Speak No Evil follows Bjørn after he discovers a letter inviting him and his family to travel from Denmark to visit the Dutch family in southern Holland. The weekend initially appears to be a wonderful continuation of their previous vacation. However, Bjørn and Louise quickly find themselves caught in an increasingly uncomfortable situation as they try to remain polite.
Christian Tafdrup utilizes kindness and politeness as a manipulation tool
Tafdrup’s Speak No Evil immediately commands the audience’s attention with Erik Molberg Hansen’s gorgeous cinematography. The landscapes’ natural beauty is constantly set up against Sune Kølster’s dramatic and dark score. Tafdrup pieces all of the pieces together into a picture that fills every element with dread.

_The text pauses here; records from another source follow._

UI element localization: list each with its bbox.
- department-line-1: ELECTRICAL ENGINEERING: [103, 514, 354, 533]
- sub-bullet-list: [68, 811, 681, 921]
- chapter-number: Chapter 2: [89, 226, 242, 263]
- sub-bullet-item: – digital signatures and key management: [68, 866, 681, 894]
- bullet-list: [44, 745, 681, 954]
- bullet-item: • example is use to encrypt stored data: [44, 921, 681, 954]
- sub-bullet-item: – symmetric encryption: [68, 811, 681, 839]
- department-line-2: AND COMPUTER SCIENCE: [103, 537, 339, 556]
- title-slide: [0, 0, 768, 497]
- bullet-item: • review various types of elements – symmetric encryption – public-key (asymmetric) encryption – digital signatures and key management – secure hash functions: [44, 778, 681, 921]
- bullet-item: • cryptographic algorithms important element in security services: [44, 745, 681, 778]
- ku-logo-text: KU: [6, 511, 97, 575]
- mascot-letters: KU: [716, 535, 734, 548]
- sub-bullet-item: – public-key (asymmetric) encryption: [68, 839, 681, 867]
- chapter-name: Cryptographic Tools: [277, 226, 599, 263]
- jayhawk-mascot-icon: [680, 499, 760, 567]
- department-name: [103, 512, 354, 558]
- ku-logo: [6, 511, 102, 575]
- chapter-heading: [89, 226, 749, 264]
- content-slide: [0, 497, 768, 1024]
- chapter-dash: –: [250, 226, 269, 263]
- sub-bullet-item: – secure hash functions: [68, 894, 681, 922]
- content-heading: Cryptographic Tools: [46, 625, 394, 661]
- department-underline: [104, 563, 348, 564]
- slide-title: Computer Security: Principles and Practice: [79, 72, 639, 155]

The most impressive aspect of Speak No Evil is the consistent level of tension that lingers throughout the feature. It pushes Bjørn and Louise out of their comfort zone and makes the audience want to scream for them to just leave. However, this horror trope is the movie’s point. It has a dark sense of humor in its commentary on what humans are willing to give up in exchange for social composure and politeness.
Speak No Evil progressively builds awkward social tension while racking up the horror elements. The ending has no shortage of brutality, but it doesn’t entirely capitalize on theme progressions established earlier in the film. Tafdrup successfully incorporates these themes into a sense of closure, but it doesn’t really translate into the bigger picture of what the movie is getting at.
Speak No Evil vocalizes a refreshing new voice in horror with volumes to say about human behavior.